SATURDAY, NOVEMBER 21ST, 2020.-

THE GREAT MOBILE HURRICANE OF AUGUST 1852 CATEGORY 3

🖊📸 US NATIONAL HURRICANE CENTER


The Great Mobile Hurricane of 1852 was the first tropical cyclone of the year. It was first observed on August 19 about 140 mi (230 km) north of Puerto Rico. It moved on a west-northwest motion before passing through the Bahamas as it attained hurricane status on August 20. After paralleling the northern coast of Cuba, the storm passed between the Dry Tortugas and Key West, Florida on August 22, and two days later it is estimated the hurricane attained peak winds of 115 mph (185 km/h). The storm slowed on August 25 before turning northward, and early on August 26 it made landfall near Pascagoula, Mississippi at peak strength, and the hurricane rapidly weakened to tropical storm status as it accelerated east-northeastward. On August 28 it emerged into the Atlantic Ocean from South Carolina, and after turning to the northeast, it was last observed on August 30 about 130 mi (200 km) southeast of Cape Cod.

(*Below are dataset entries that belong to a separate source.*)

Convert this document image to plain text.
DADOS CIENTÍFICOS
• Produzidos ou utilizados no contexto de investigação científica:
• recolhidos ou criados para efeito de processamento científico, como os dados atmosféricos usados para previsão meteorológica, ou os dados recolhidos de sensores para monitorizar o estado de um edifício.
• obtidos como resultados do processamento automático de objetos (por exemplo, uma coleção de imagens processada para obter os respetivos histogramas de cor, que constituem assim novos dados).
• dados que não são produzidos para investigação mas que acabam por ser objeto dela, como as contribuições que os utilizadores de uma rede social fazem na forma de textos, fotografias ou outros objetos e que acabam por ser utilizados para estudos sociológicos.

In the Florida Keys, rough waves forced several ships ashore, leaving some damaged. Strong waves created four new channels in the Chandeleur Islands, and the storm's passage also destroyed the island lighthouse; the three keepers were found three days later. Two schooners were also washed ashore along Cat Island. The hurricane produced an estimated storm tide of 12 feet (3.7 m) in Mobile, Alabama, where strong winds damaged much of the city, leaving the majority of the houses destroyed. Trees were downed up to 30 miles (50 km) inland, and coastal areas were flooded. Damage along the coastline was estimated at around $1 million (1852 USD, $26 million 2008 USD), and several lives were lost. While crossing the southeastern United States, the storm brought light rainfall but moderately strong winds; in Charleston, South Carolina, the storm destroyed several bridges and crop fields.